Hace pocos días durante una conversación se mencionó la palabra “empatía”, como tantas otras que se suceden durante un diálogo no se aquilata pronto el peso individual de su significado.
La empatía es el sentimiento de identificación con algo o alguien, es la capacidad de identificarse y compartir los sentimientos.
Lo anterior es muy poderoso, implica involucramiento emocional para entender y compartir lo que siente, es algo complejo. Empatar las emociones implica una correlación y comunión no sencilla de establecer y si es difícil entre un par de individuos, ¿cuán más será en un grupo de personas? Pero, por encima de todo, ¿qué implicaciones tiene no ser empático como líder?
Establecer nexos emocionales positivos entre las personas y las sociedades es fundamental para la subsistencia y desarrollo de cualquier ente social, no podemos esperar que una persona se identifique con un proyecto o una idea si no tiene una implicación emocional positiva. Incluso, aun teniendo desventajas, si es emocionalmente relevante, se logrará el compromiso de involucramiento y participación constructiva.
Las emociones negativas, por lo contrario, provocarán un riesgo relevante para las sociedades, las personas verán como una amenaza cualquier plan o proyecto y tratarán de que fracasen. Desviarán procesos y ejecutarán actos de deterioro al patrimonio o la seguridad de la institución, en forma discreta al principio y conforme vayan integrando adeptos, se presentarán conductas de rebeldía.
Provocar empatía no es un don de nacimiento, es una conducta aprendida que se fortalece con el éxito en la ejecución, se descubre en edades tempranas y conforme se va logrando alcanzar lo que se desea, madura y perfecciona. Los líderes empáticos entienden las necesidades de la gente y saben que tocando las fibras sensibles del miedo y la esperanza, son capaces de conseguir sus objetivos. Los grandes hombres en este proceso construyen, los mezquinos se aprovechan de la condición de las personas para su beneficio.
Podemos inferir que la empatía es algo muy poderoso en las manos adecuadas para guiar a las sociedades en un camino de evolución y felicidad, un estadista pensará más allá de él, visualizará qué pasará cuando no esté y cómo la sociedad puede avanzar por sí misma, tomará decisiones difíciles y entenderá sobre todo el riesgo en cada una de ellas.

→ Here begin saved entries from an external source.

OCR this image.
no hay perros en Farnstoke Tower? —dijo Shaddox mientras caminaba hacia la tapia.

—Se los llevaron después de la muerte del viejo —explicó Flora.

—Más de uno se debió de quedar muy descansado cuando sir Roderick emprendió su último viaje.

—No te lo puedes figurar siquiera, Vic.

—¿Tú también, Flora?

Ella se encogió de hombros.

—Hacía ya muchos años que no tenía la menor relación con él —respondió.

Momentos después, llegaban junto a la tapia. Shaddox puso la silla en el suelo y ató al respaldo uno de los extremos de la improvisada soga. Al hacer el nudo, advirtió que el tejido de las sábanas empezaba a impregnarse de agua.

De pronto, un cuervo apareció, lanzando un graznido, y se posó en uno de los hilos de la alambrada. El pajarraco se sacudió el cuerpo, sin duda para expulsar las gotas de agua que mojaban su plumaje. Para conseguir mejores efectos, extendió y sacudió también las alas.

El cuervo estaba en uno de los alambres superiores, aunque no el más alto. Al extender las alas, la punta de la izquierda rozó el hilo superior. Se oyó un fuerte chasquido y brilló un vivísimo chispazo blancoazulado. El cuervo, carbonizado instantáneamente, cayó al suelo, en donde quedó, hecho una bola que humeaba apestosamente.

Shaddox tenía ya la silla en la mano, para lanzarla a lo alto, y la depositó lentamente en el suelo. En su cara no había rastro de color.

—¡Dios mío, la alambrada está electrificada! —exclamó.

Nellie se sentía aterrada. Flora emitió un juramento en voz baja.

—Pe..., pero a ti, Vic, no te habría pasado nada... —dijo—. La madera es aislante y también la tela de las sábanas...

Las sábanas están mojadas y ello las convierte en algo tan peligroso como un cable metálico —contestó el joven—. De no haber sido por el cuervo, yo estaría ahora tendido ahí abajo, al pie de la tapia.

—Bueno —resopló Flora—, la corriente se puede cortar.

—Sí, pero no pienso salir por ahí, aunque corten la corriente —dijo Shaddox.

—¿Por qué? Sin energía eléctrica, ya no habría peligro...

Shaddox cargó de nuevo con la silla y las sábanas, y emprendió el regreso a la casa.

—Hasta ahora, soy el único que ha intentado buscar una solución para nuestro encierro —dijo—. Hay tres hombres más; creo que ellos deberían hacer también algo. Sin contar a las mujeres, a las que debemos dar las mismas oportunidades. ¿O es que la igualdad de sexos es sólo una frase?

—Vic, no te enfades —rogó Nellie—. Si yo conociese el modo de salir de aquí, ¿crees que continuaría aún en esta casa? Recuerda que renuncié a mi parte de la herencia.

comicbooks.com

Esas personas trascienden, por lo que son capaces de bien hacer por sus semejantes.
Pero ¿qué pasa cuando la empatía se usa con fines perversos cuando la ignorancia prevalece, cuando el líder no escucha, cuando la visión no es correcta? ¡El resquebrajamiento! Las decisiones erráticas prevalecen, los caminos son confusos y la sociedad no entiende cómo actuar para contribuir al bienestar y crecimiento común. La percepción domina por encima de la razón, las personas se confrontan sobre asuntos que no tienen control o suficiente información, el miedo aparece, cada persona intenta salvaguardar su posición ante una amenaza no clara, pero no menos real.
La esperanza se convierte en el hilo conductor del discurso y la gente se aferra a él ante el vacío que implica que no exista, alimentado por los sentimientos de cercanía y la empatía existente, ante esa falsa sensación de que el líder me comprende o entiende.
Al final la historia es diferente al estadista que construye sociedades, en el resquebrajamiento no hay construcción, queda desolación y se cosechan cenizas, los sobrevivientes tienen que redoblar esfuerzos para retomar los caminos que una vez fueron los cursos sobre los cuales se avanzaba.
Las sociedades debemos tener cuidado con aquellas voces que nos hablan de empatía, cuando lo único que se busca son las consecuciones personales, el riesgo que se tiene por no entender lo que pasa en nuestro entorno social, político, económico y de seguridad; estos no se pueden prever o imaginar.
Podemos saber dónde empieza el caos, pero no podemos predecir hasta dónde va a llegar y siempre se puede estar peor.